John, Michael, and Wendy decide that they need to go home, and Wendy is taken aback by Peter’s cold response to this decision. The lost boys then turn on Wendy, but Tootles warns that he will kill anyone who “does not behave to Wendy like an English gentleman.” The other boys comply, knowing that Peter would never keep a girl hostage.
Afterward, Peter tells Wendy that the redskins will lead her through the woods and that Tinker Bell will lead her across the sea. The boys are sad to see their mother go, which prompts Wendy to suggest—hoping Peter will accept—that the boys come with her and her brother back to London, feeling confident that her parents would adopt all of them. When the boys ask Peter if they can go, he obliges, but soon after, he tells Wendy that he will not be going with them and feigns indifference toward their impending departure. Wendy says that he can perhaps find his mother, but Peter resists, still believing that he does not need one. Peter hastily says goodbye, commanding Tinker Bell to lead the way; however, before the group takes off, they learn that the pirates have attacked the redskins. Knowing a battle is coming, they anxiously look to Peter to protect them.
Chapter 12: The Children Are Carried Off
The narrator explains how, by attacking the redskins first, the pirates violated the “unwritten laws of savage warfare.” Hook and the other pirates set foot on their land, to the surprise of the redskins, who anticipate deadly results from the pirates’ attack. Hook relentlessly carries out the attack, and “because the noble savage must never express surprise in the presence of a white,” the redskins wait too long to retaliate, resulting in a massacre with many deaths on both sides.
Afterwards, Hook is still unsatisfied, because more than anything, he wants to defeat Peter Pan. The narrator explains that, above all, Hook obsessively despises Peter for his cockiness and that “while Peter lived, the tortured man felt that he was a lion in a cage into which a sparrow had come.”

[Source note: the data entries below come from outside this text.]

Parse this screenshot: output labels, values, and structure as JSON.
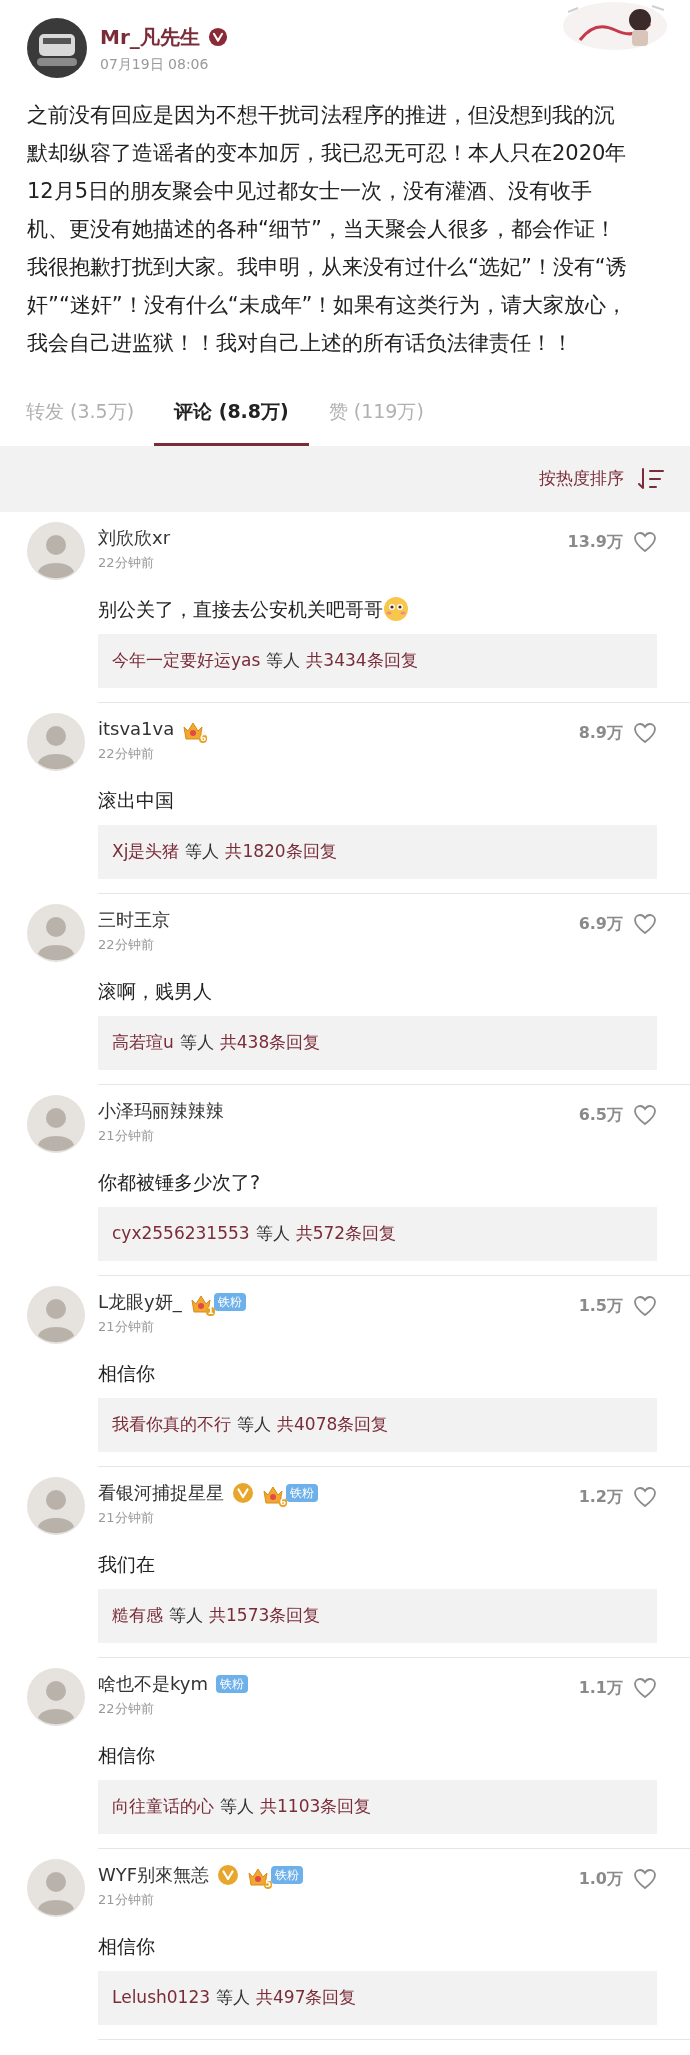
{
  "post": {
    "author": "Mr_凡先生",
    "verified": true,
    "time": "07月19日 08:06",
    "text": "之前没有回应是因为不想干扰司法程序的推进，但没想到我的沉默却纵容了造谣者的变本加厉，我已忍无可忍！本人只在2020年12月5日的朋友聚会中见过都女士一次，没有灌酒、没有收手机、更没有她描述的各种“细节”，当天聚会人很多，都会作证！我很抱歉打扰到大家。我申明，从来没有过什么“选妃”！没有“诱奸”“迷奸”！没有什么“未成年”！如果有这类行为，请大家放心，我会自己进监狱！！我对自己上述的所有话负法律责任！！"
  },
  "tabs": [
    {
      "label": "转发 (3.5万)",
      "selected": false
    },
    {
      "label": "评论 (8.8万)",
      "selected": true
    },
    {
      "label": "赞 (119万)",
      "selected": false
    }
  ],
  "sort": {
    "label": "按热度排序"
  },
  "comments": [
    {
      "name": "刘欣欣xr",
      "verified": false,
      "time": "22分钟前",
      "likes": "13.9万",
      "text": "别公关了，直接去公安机关吧哥哥",
      "emoji": true,
      "reply": {
        "user": "今年一定要好运yas",
        "middle": "等人",
        "total": "共3434条回复"
      }
    },
    {
      "name": "itsva1va",
      "verified": false,
      "crown_level": "6",
      "time": "22分钟前",
      "likes": "8.9万",
      "text": "滚出中国",
      "emoji": false,
      "reply": {
        "user": "Xj是头猪",
        "middle": "等人",
        "total": "共1820条回复"
      }
    },
    {
      "name": "三时王京",
      "verified": false,
      "time": "22分钟前",
      "likes": "6.9万",
      "text": "滚啊，贱男人",
      "emoji": false,
      "reply": {
        "user": "高若瑄u",
        "middle": "等人",
        "total": "共438条回复"
      }
    },
    {
      "name": "小泽玛丽辣辣辣",
      "verified": false,
      "time": "21分钟前",
      "likes": "6.5万",
      "text": "你都被锤多少次了?",
      "emoji": false,
      "reply": {
        "user": "cyx2556231553",
        "middle": "等人",
        "total": "共572条回复"
      }
    },
    {
      "name": "L龙眼y妍_",
      "verified": false,
      "crown_level": "1",
      "fan_badge": "铁粉",
      "time": "21分钟前",
      "likes": "1.5万",
      "text": "相信你",
      "emoji": false,
      "reply": {
        "user": "我看你真的不行",
        "middle": "等人",
        "total": "共4078条回复"
      }
    },
    {
      "name": "看银河捕捉星星",
      "verified": true,
      "crown_level": "6",
      "fan_badge": "铁粉",
      "time": "21分钟前",
      "likes": "1.2万",
      "text": "我们在",
      "emoji": false,
      "reply": {
        "user": "糙有感",
        "middle": "等人",
        "total": "共1573条回复"
      }
    },
    {
      "name": "啥也不是kym",
      "verified": false,
      "fan_badge": "铁粉",
      "time": "22分钟前",
      "likes": "1.1万",
      "text": "相信你",
      "emoji": false,
      "reply": {
        "user": "向往童话的心",
        "middle": "等人",
        "total": "共1103条回复"
      }
    },
    {
      "name": "WYF别來無恙",
      "verified": true,
      "crown_level": "5",
      "fan_badge": "铁粉",
      "time": "21分钟前",
      "likes": "1.0万",
      "text": "相信你",
      "emoji": false,
      "reply": {
        "user": "Lelush0123",
        "middle": "等人",
        "total": "共497条回复"
      }
    }
  ]
}
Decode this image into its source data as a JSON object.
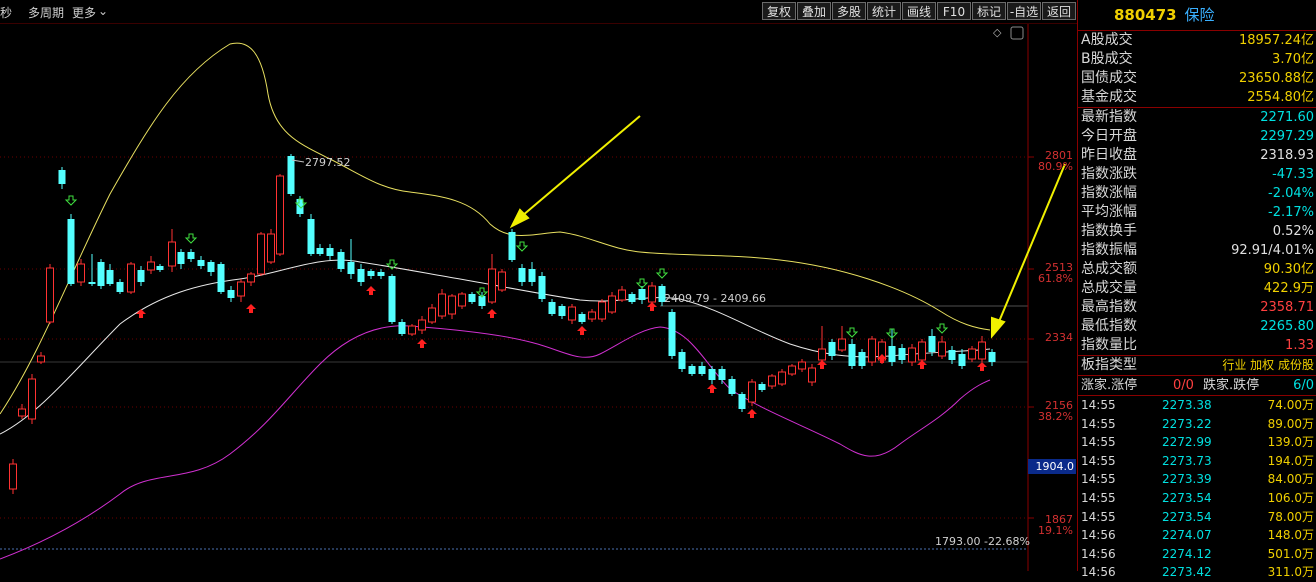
{
  "toolbar": {
    "left_items": [
      "秒",
      "多周期",
      "更多"
    ],
    "buttons": [
      "复权",
      "叠加",
      "多股",
      "统计",
      "画线",
      "F10",
      "标记",
      "-自选",
      "返回"
    ]
  },
  "chart": {
    "high_label": "2797.52",
    "mid_label": "2409.79 - 2409.66",
    "low_label": "1793.00 -22.68%",
    "price_box": "1904.0",
    "axis": [
      {
        "price": "2801",
        "pct": "80.9%"
      },
      {
        "price": "2513",
        "pct": "61.8%"
      },
      {
        "price": "2334",
        "pct": ""
      },
      {
        "price": "2156",
        "pct": "38.2%"
      },
      {
        "price": "1867",
        "pct": "19.1%"
      }
    ]
  },
  "panel": {
    "code": "880473",
    "name": "保险",
    "volumes": [
      {
        "k": "A股成交",
        "v": "18957.24亿",
        "c": "#f0d000"
      },
      {
        "k": "B股成交",
        "v": "3.70亿",
        "c": "#f0d000"
      },
      {
        "k": "国债成交",
        "v": "23650.88亿",
        "c": "#f0d000"
      },
      {
        "k": "基金成交",
        "v": "2554.80亿",
        "c": "#f0d000"
      }
    ],
    "stats": [
      {
        "k": "最新指数",
        "v": "2271.60",
        "c": "#00e0e0"
      },
      {
        "k": "今日开盘",
        "v": "2297.29",
        "c": "#00e0e0"
      },
      {
        "k": "昨日收盘",
        "v": "2318.93",
        "c": "#e0e0e0"
      },
      {
        "k": "指数涨跌",
        "v": "-47.33",
        "c": "#00e0e0"
      },
      {
        "k": "指数涨幅",
        "v": "-2.04%",
        "c": "#00e0e0"
      },
      {
        "k": "平均涨幅",
        "v": "-2.17%",
        "c": "#00e0e0"
      },
      {
        "k": "指数换手",
        "v": "0.52%",
        "c": "#e0e0e0"
      },
      {
        "k": "指数振幅",
        "v": "92.91/4.01%",
        "c": "#e0e0e0"
      },
      {
        "k": "总成交额",
        "v": "90.30亿",
        "c": "#f0d000"
      },
      {
        "k": "总成交量",
        "v": "422.9万",
        "c": "#f0d000"
      },
      {
        "k": "最高指数",
        "v": "2358.71",
        "c": "#ff4040"
      },
      {
        "k": "最低指数",
        "v": "2265.80",
        "c": "#00e0e0"
      },
      {
        "k": "指数量比",
        "v": "1.33",
        "c": "#ff4040"
      }
    ],
    "type_label": "板指类型",
    "type_values": "行业 加权 成份股",
    "limit_up_label": "涨家.涨停",
    "limit_up_value": "0/0",
    "limit_down_label": "跌家.跌停",
    "limit_down_value": "6/0",
    "ticks": [
      {
        "t": "14:55",
        "p": "2273.38",
        "v": "74.00万"
      },
      {
        "t": "14:55",
        "p": "2273.22",
        "v": "89.00万"
      },
      {
        "t": "14:55",
        "p": "2272.99",
        "v": "139.0万"
      },
      {
        "t": "14:55",
        "p": "2273.73",
        "v": "194.0万"
      },
      {
        "t": "14:55",
        "p": "2273.39",
        "v": "84.00万"
      },
      {
        "t": "14:55",
        "p": "2273.54",
        "v": "106.0万"
      },
      {
        "t": "14:55",
        "p": "2273.54",
        "v": "78.00万"
      },
      {
        "t": "14:56",
        "p": "2274.07",
        "v": "148.0万"
      },
      {
        "t": "14:56",
        "p": "2274.12",
        "v": "501.0万"
      },
      {
        "t": "14:56",
        "p": "2273.42",
        "v": "311.0万"
      }
    ]
  }
}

The pirates, now eavesdropping on the boys from the trees, hear Peter say that the redskins would have beaten their tom-toms if they had won the battle. Hook then commands Smee to beat the tom-tom, deceiving the children into believing that the redskins won. While the lost boys continue saying goodbye to Peter, the pirates wait in the trees to attack, eagerly awaiting the opportunity to capture Peter.